Yaşayışımıza, yerleşmemizde dahi korku etmeni hakimdir;“Anadolu’nun bugün en elverişsiz yerlerde 65 bin yerleşme noktasında toplanmış akıl dışı dağınık köy yapısı, merkeziyetçi Osmanlı düzeninin Batı üstünlüğü karşısında sürüklendiği buhranın eseridir.
Kurt hucumuna karşı at yılgıları kafakafaya gelerek, sıkı bir daire yaparlar. Köy evleri de tıpkı öyle birbiri üzerine abanarak küme yapıyordu. Bu küme çok defa kaplumbağa benzer. Çok alçam kapılardan hangi ocağın başına gidildiği kestirilemez. Ve tek bir dam halinde olan köyün üst sathındaki bacaların hangi kapıya ait olduğunu mal sahibi bile söyleyemez. Pencereler yok gibidir. Işık ve hava verme vazifesi bacalara ve kapılara bırakılmıştır. Bu köyler bugünde aynı hallerini muhafaza ediyorlar. (Doğan AVCIOĞLU – Türkiye’nin Düzeni – 1969 -2. Baskı - Bilgi Yayınevi –Sf 36)
Neden Korkmuşuz ?
Anadolu’ya geliş;
“İslâm dini önce Müslüman haklarla girdikleri ilişkilerin din değiştirmelerini gerekli kıldığı kişiler, sonra da, bu sayede itibarlarını arttıran kabile şefleriyle onların kabileleri kabul etti. Başkalarını kendi dinine sokmakla görevli bilginlerden çok , tüccarlar ve savaşçılar eliyle yayılan İslâmiyetin bu ilk biçimi, Oğuzların eski Şaman inançlarına fazla bir değişiklik getirmeyen katılaşmamış, derme çatma bir din yapısındaydı. Bunların kabul ettiği İslâmiyet, özel bir biçimdeydi. Bu, büyük din bilginlerinin İslâmiyeti değil, gezgin dervişlerin, kültür seviyesi farklı düzeylerdeki satıcıların ve askerlerin İslâmiyeti’ydi ve katıksız dogmadan çok, çeşitli ibadet biçimleri ve dualardan meydana gelmişti.
Selçuklular selefleri gibi çoban değil, ülkeler fetheden emirlerdi. Yağma seferleri dolayısıyla çok geniş bir bölgeye yayılmalarına rağmen, hiçbir siyasal çalkalanmaya imkân vermemiştiler.

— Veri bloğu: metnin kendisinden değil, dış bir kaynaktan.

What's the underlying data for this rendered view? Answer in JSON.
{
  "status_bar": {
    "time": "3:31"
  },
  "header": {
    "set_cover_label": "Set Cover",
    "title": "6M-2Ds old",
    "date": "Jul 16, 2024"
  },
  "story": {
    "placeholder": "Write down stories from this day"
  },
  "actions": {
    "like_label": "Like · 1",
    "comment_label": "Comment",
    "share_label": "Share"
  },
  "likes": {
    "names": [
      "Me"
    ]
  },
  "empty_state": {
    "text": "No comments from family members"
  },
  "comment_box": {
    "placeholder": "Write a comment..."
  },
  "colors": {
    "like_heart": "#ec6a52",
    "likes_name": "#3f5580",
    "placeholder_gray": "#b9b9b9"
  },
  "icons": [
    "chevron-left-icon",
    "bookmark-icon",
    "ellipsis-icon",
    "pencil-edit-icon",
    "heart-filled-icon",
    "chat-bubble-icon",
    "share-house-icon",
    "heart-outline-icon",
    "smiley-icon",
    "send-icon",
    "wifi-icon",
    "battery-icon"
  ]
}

Toprağın statüsünün (fetihlerle elde edilen topraklarda yaşayanların din değiştirmesi yolu), tasarruf sahibinin statüsü ile değişmeyeceği esası kondu. Sadece, bir kelle vergisi olan cizye’nin haraç tutarına eklenip mükellefin dini inancı hakkındaki ikrarı göz önünde tutuluyordu. İslâmiyet’i kabul eden cizye yerine zekât verir. Böylece halife, toprakların devlet mülkiyeti olduğunu öne sürecek kadar ileri gitmedi ve vergilendirme hakıyla yetindi. Gerçi mali kaynaklar açısından ikisi de aynı kapıya çıkıyordu. Ancak bu vergilendirme, bu toprakların önemli bir kısmının zamanla özel kişilerin malı haline gelmesine ve bu kişilerin Devlet otoritesine kafa tutabilecek, onu gelir kaynaklarını bir kısmından ya da bütününden toksun bırakabilecek güce erişmelerine engel olamadı.” (Stefanoz YERASIMOS – Az Gelişmişlik Sürecinde Türkiye – Gözlem Yayınları – 1. Baskı – 1974)

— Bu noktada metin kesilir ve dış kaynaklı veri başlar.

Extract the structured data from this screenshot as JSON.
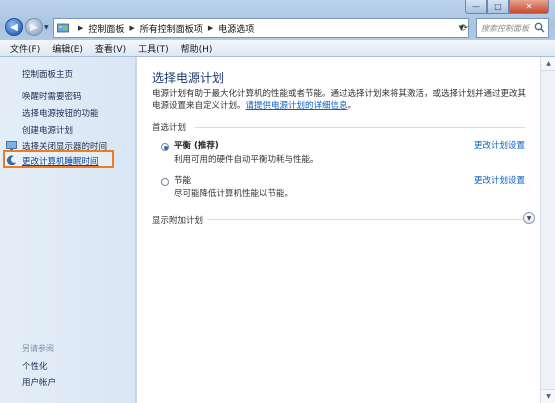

Vergi almak ana esas olduğundan işleyişe vergi alınmasında bir sorun olana kadar dokunulmamış, dokunulduğunda ise sistem sorgulanması yerine başka bir yükümlüye atanmış. Kaybetmekten korkmuşuz!...
Kimlerden Korkmuşuz ?
“Büyük bir imparatorluk kuran hükümdar, çok güçlü bir görevle, bütün insanların kendine itaat etme yöneltmek göreviyle karşı karşıyadır. Bunu başarmak için kendi kabilesin karşı sanki yabancı bir halka boyun eğdiriyormuşcasına müsamahasız davranmalıdır. O zaman, kendi savunmasını ve Devletini emanet ettiği kişiler yabancılar olur. İmparatorluğun gerilediğine, kabileyi birlik anlayışından bir krallık yaratmaya götüren duygudan yoksun ağır bırakan ağır hastalığın yaklaştığına işarettir.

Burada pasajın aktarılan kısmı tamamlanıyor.